3. **Update fingerprints (LOAD-PATCH-SAVE, not OVERWRITE).**

   The most common failure mode here: writing only the freshly-computed batch entries to `fingerprints.json`, discarding every other file's fingerprint. The next auto-update then sees all those files as new (no stored fingerprint), classifies them as STRUCTURAL, and escalates to FULL_UPDATE permanently (issue #152). The script must LOAD ALL existing entries, PATCH only the re-analyzed ones, and SAVE the full dict back.

   Write and execute a Node.js script in this exact ordering:

   ```javascript
   import { readFileSync, writeFileSync, existsSync } from 'node:fs';
   import { createHash } from 'node:crypto';
   import path from 'node:path';

   const fpPath = path.join(PROJECT_ROOT, '.understand-anything', 'fingerprints.json');
   const existedAndNonEmpty = existsSync(fpPath) && readFileSync(fpPath, 'utf-8').trim().length > 0;

   // 1. LOAD ALL existing entries (NEVER skip — preserves un-analyzed files)
   const all = existedAndNonEmpty
     ? JSON.parse(readFileSync(fpPath, 'utf-8'))
     : {};
   const before = Object.keys(all).length;

   // 2. PATCH (file still exists) or REMOVE (file deleted) for each re-analyzed path.
   //    `filesToReanalyze` may include paths that were deleted in this commit —
   //    handle both branches inline rather than expecting a separate deleted list.
   for (const filePath of filesToReanalyze) {
     const fullPath = path.join(PROJECT_ROOT, filePath);
     if (!existsSync(fullPath)) {
       delete all[filePath];
       continue;
     }
     const content = readFileSync(fullPath, 'utf-8');
     const contentHash = createHash('sha256').update(content).digest('hex');
     // Extract functions, classes, imports, exports via the same regex as Phase 1.
     all[filePath] = { contentHash, functions, classes, imports, exports };
   }

   // 3. GUARD against silent load failure: if fingerprints.json existed and was
   //    non-empty but `before` came out as 0, refuse to overwrite — something
   //    went wrong reading the file and writing now would clobber every entry.
   if (existedAndNonEmpty && before === 0) {
     throw new Error('fingerprints.json existed and was non-empty but loaded as {} — refusing to overwrite');
   }

   // 4. SAVE ALL entries back (full dict — not just the patched subset)
   writeFileSync(fpPath, JSON.stringify(all, null, 2));
   console.log(`Fingerprints: ${before} → ${Object.keys(all).length}`);
   ```

   The `existedAndNonEmpty && before === 0` guard catches the silent-load-failure case before it corrupts the store.

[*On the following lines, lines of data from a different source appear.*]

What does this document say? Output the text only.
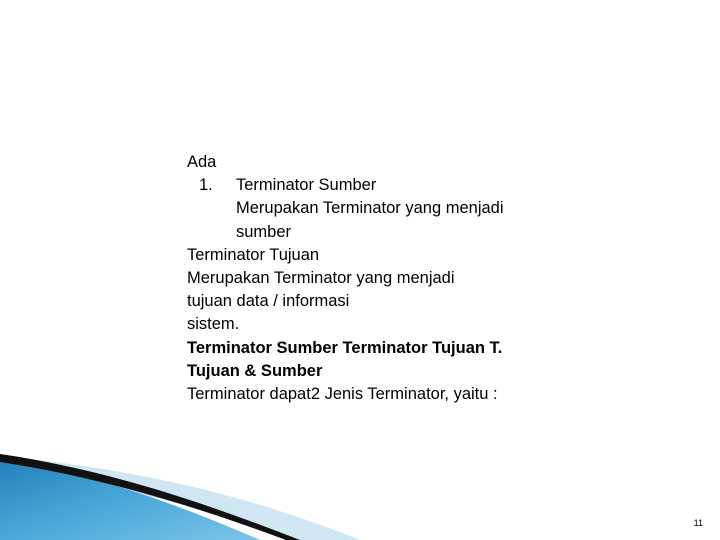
Ada
1.	Terminator Sumber
Merupakan Terminator yang menjadi
sumber
Terminator Tujuan
Merupakan Terminator yang menjadi
tujuan data / informasi
sistem.
Terminator Sumber Terminator Tujuan T.
Tujuan & Sumber
Terminator dapat2 Jenis Terminator, yaitu :
11
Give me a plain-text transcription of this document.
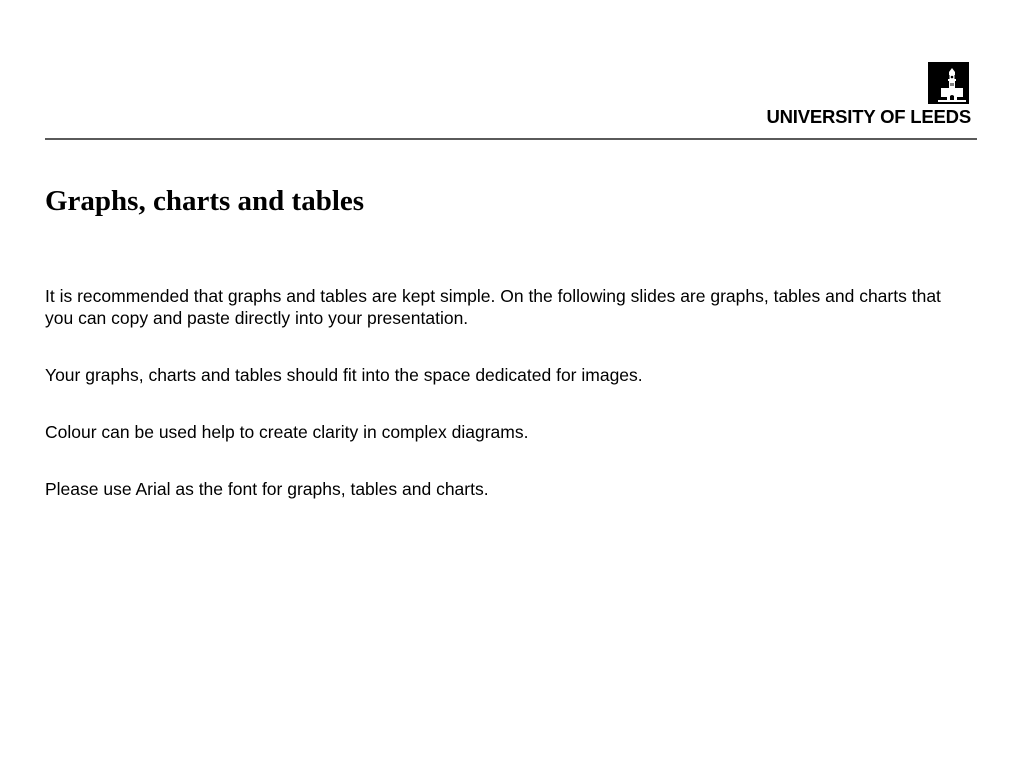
UNIVERSITY OF LEEDS
Graphs, charts and tables

It is recommended that graphs and tables are kept simple. On the following slides are graphs, tables and charts that you can copy and paste directly into your presentation.

Your graphs, charts and tables should fit into the space dedicated for images.

Colour can be used help to create clarity in complex diagrams.

Please use Arial as the font for graphs, tables and charts.
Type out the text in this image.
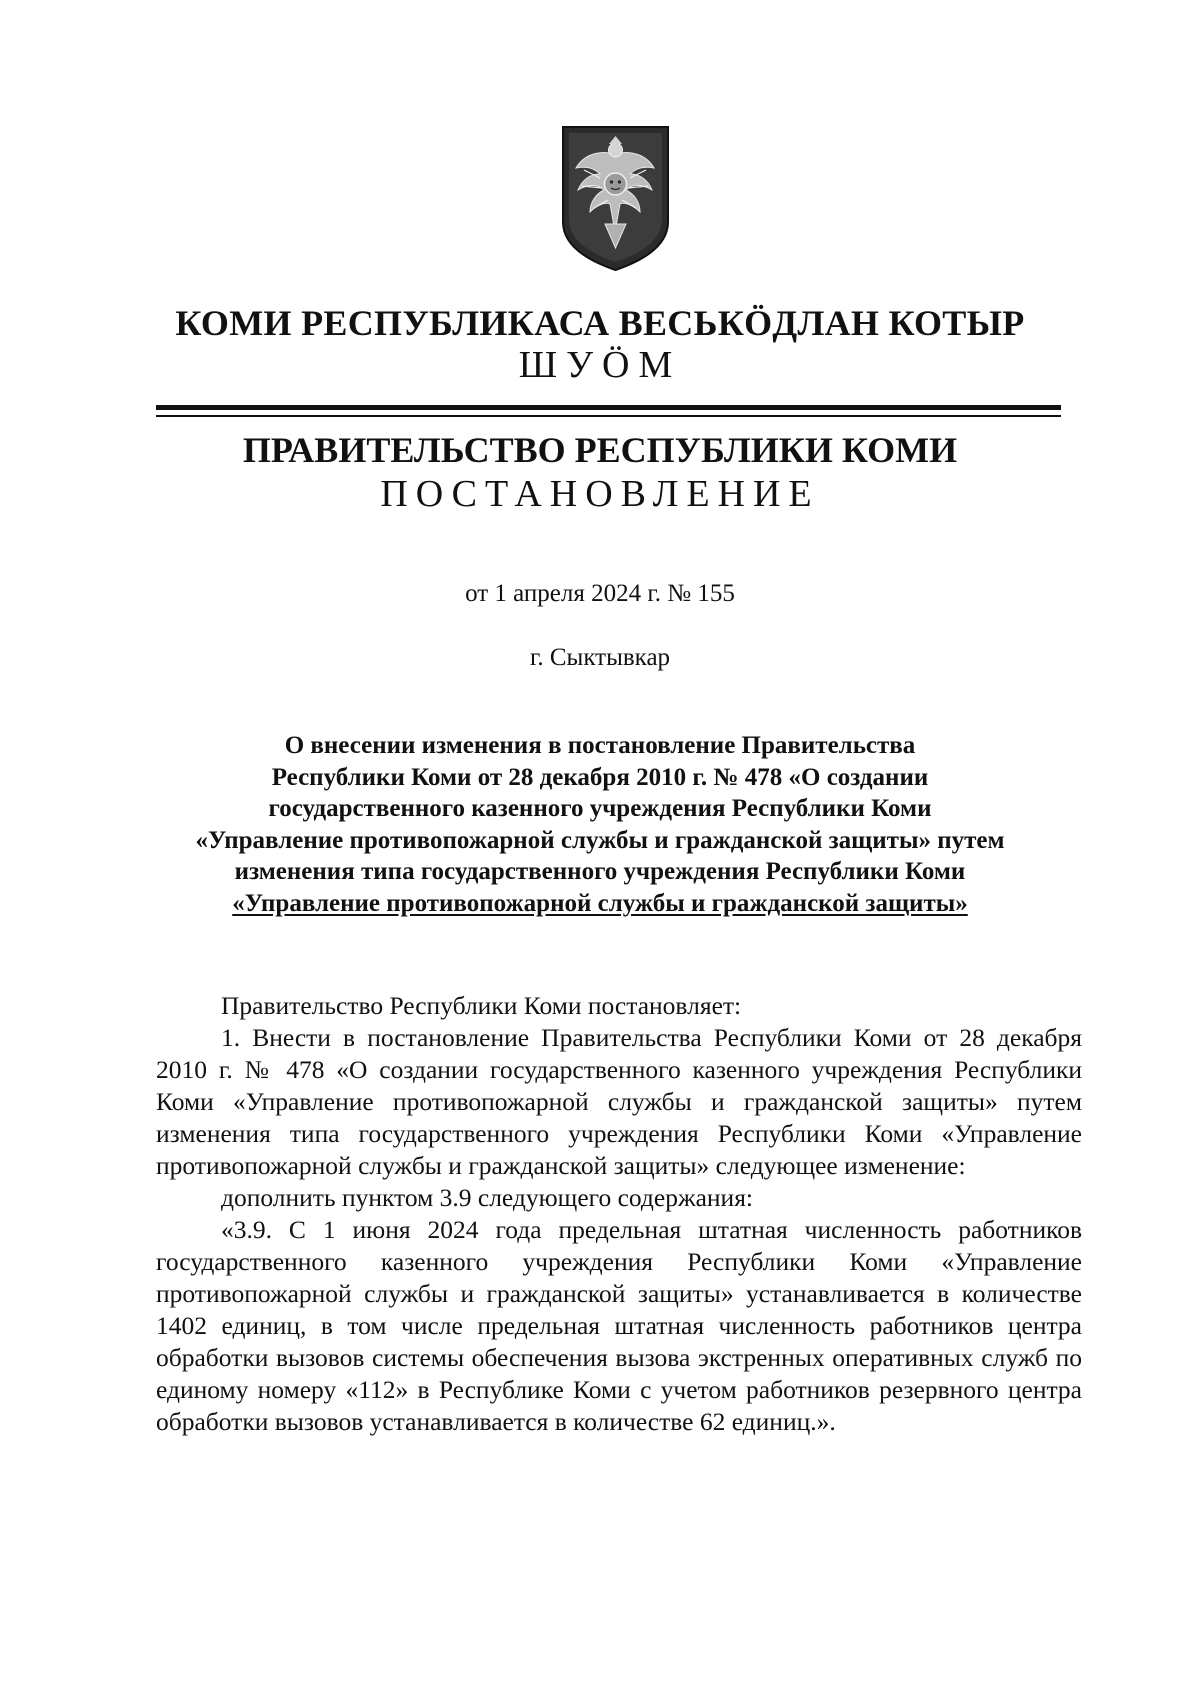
КОМИ РЕСПУБЛИКАСА ВЕСЬКӦДЛАН КОТЫР
ШУӦМ
ПРАВИТЕЛЬСТВО РЕСПУБЛИКИ КОМИ
ПОСТАНОВЛЕНИЕ
от 1 апреля 2024 г. № 155
г. Сыктывкар
О внесении изменения в постановление Правительства
Республики Коми от 28 декабря 2010 г. № 478 «О создании
государственного казенного учреждения Республики Коми
«Управление противопожарной службы и гражданской защиты» путем
изменения типа государственного учреждения Республики Коми
«Управление противопожарной службы и гражданской защиты»

Правительство Республики Коми постановляет:

1. Внести в постановление Правительства Республики Коми от 28 декабря 2010 г. № 478 «О создании государственного казенного учреждения Республики Коми «Управление противопожарной службы и гражданской защиты» путем изменения типа государственного учреждения Республики Коми «Управление противопожарной службы и гражданской защиты» следующее изменение:

дополнить пунктом 3.9 следующего содержания:

«3.9. С 1 июня 2024 года предельная штатная численность работников государственного казенного учреждения Республики Коми «Управление противопожарной службы и гражданской защиты» устанавливается в количестве 1402 единиц, в том числе предельная штатная численность работников центра обработки вызовов системы обеспечения вызова экстренных оперативных служб по единому номеру «112» в Республике Коми с учетом работников резервного центра обработки вызовов устанавливается в количестве 62 единиц.».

If the count shrinks from N to a small number that matches the batch size, the LOAD step was skipped — abort the write rather than persist the wrong dict.

4. Clean up intermediate files:
   ```bash
   rm -rf $PROJECT_ROOT/.understand-anything/intermediate
   ```

5. Report a summary:
   - Files checked: N (total changed)
   - Structural changes found: N files
   - Cosmetic-only changes: N files (skipped)
   - Nodes updated: N
   - Action taken: PARTIAL_UPDATE / ARCHITECTURE_UPDATE
   - Path to output: `$PROJECT_ROOT/.understand-anything/knowledge-graph.json`

---

## Error Handling

- If the fingerprint check script fails: fall back to treating all changed files as STRUCTURAL (conservative approach).
- If `fingerprints.json` doesn't exist: treat all changed files as STRUCTURAL and regenerate fingerprints after the update.
- If a subagent dispatch fails: retry once. If it fails again, save partial results and report the error.
- ALWAYS save partial results — a partially updated graph is better than no update.

---

## Notes

- This skill reuses the same `file-analyzer` and `architecture-analyzer` agent definitions as `/understand` — no separate agent prompts needed.
- The fingerprint comparison in Phase 1 uses regex-based extraction (not tree-sitter) because it runs as a temporary Node.js script and doesn't need full AST accuracy — just signature-level detection.
- The authoritative fingerprints stored in `fingerprints.json` are generated by `/understand` Phase 7 using the core `fingerprint.ts` module (which uses tree-sitter for precise extraction).